À la table de l'Académie quelques minutes après l'annonce du résultat, dans l'attente de Brigitte Giraud.
© Radio France - Margot Delpierre

Une (en)quête pudique

"Avec des si, on referait le monde", ou "on mettrait Paris en bouteille", assènent les expressions. Ponctué de si, Vivre vite reconstruit un foyer et trois vies. À Lyon, dans les années 80 et 90. "Je reviens sur la litanie des 'si' qui m'a obsédée pendant toutes ces années et qui a fait de mon existence une réalité au conditionnel passé", lit-on page 23. Ou encore page 132, "redonner une chance à l'histoire de se dérouler autrement". La romancière a expliqué à Arnaud Laporte dans Affaires culturelles, sur France Culture : "J'avais dans ma tête tout un tas de scènes, de situations du quotidien qui s'était passé les jours, les semaines et les mois qui avaient précédé l'accident.

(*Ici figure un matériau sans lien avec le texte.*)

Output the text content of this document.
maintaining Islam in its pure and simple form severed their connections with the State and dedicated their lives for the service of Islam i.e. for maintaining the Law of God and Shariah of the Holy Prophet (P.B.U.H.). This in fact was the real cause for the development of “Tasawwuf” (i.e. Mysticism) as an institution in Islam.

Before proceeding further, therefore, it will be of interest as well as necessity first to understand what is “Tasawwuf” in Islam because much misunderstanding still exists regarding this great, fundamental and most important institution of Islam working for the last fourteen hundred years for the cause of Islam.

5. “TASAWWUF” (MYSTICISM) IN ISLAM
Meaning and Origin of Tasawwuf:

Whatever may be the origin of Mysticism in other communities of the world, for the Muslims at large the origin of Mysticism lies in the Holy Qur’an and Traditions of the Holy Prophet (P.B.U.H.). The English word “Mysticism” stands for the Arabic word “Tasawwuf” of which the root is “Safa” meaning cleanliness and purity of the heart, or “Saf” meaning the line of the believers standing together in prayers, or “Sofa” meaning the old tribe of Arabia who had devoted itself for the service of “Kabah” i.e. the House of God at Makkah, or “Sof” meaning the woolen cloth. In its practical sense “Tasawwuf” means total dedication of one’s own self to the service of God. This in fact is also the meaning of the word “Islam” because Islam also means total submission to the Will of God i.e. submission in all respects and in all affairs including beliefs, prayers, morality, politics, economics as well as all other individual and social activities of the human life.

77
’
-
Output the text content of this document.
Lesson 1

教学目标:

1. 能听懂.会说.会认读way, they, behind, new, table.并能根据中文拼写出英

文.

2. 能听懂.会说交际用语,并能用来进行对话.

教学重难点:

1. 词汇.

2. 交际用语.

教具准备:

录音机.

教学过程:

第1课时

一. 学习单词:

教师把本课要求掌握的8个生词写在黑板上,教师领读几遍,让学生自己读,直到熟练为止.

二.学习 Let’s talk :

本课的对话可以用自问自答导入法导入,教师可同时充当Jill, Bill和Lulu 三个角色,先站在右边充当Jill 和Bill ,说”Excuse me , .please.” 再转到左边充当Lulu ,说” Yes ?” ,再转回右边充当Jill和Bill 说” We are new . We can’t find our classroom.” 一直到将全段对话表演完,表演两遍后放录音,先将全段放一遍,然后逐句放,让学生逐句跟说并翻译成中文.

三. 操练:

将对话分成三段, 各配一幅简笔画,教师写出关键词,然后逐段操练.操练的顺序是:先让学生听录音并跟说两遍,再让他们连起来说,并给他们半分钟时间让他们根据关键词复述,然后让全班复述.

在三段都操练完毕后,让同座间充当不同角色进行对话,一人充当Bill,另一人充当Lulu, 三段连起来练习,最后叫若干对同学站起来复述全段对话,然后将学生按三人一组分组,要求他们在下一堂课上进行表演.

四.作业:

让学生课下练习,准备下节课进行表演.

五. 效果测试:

Et toutes ces petites scènes de la vie quotidienne me disaient que rien ne s'était passé comme prévu. (...) Et j'ai visualisé ce grand canevas comme un puzzle, ou plutôt comme un arbre généalogique qui aurait pu conduire à la catastrophe."

Plus de vingt ans après la mort de son compagnon, Claude, dans un accident de moto sur un boulevard de Lyon, Brigitte Giraud se livre ainsi à une (en)quête intime et sociétale. "Je cherchais une forme à ce livre dont je savais depuis très longtemps que j'allais l'écrire, que je me devais de l'écrire. Peut-être pour lui, peut-être pour nous. Pour l'histoire d'amour, je ne sais pas exactement pourquoi. J'ai attendu assez longtemps parce qu'il fallait que je sois à la hauteur de cet homme, très probablement", a confié sur notre antenne celle dont le déclic a été la vente, il y a peu, de la maison de Caluire-et-Cuire, à côté de Lyon, qu'elle a commencé à habiter avec son fils, trois jours après le drame. Maison incriminée dans ce récit très précis du quotidien qui rappelle le film Les choses de la vie, de Claude Sautet. Maison qui "a été le premier domino que j'allais tenter d'abattre pour que tout s'enchaîne, les autres dominos".

Vivre vite fait aussi écho à  À Présent, court roman de Brigitte Giraud, publié en 2001 chez Stock, qui racontait les premiers jours d'un deuil, entre le moment où la narratrice apprend la mort de son compagnon dans un accident de moto et son enterrement.

"Sidérée de chagrin oui, veuve non"

Celle qui dédie ce récit à son fils Théo écrit être "sidérée de chagrin oui, veuve non". Elle revient méthodiquement sur tout ce qui a, aurait pu entraîner cette funeste journée. À commencer par la moto : "Pourquoi la Honda 900 CBR Fireblade (lame de feu), fleuron de l'industrie japonaise, sur laquelle roulait Claude ce 22 juin 1999, était-elle réservée à l'exportation vers l'Europe et interdite au Japon, parce que jugée trop dangereuse." Puis, point par point, numéroté, chapitré, elle décline les signes : 1/ Si je n'avais pas voulu vendre l'appartement 2/ Si mon grand-père ne s'était pas suicidé 3/ Si je n'avais pas visité cette maison etc.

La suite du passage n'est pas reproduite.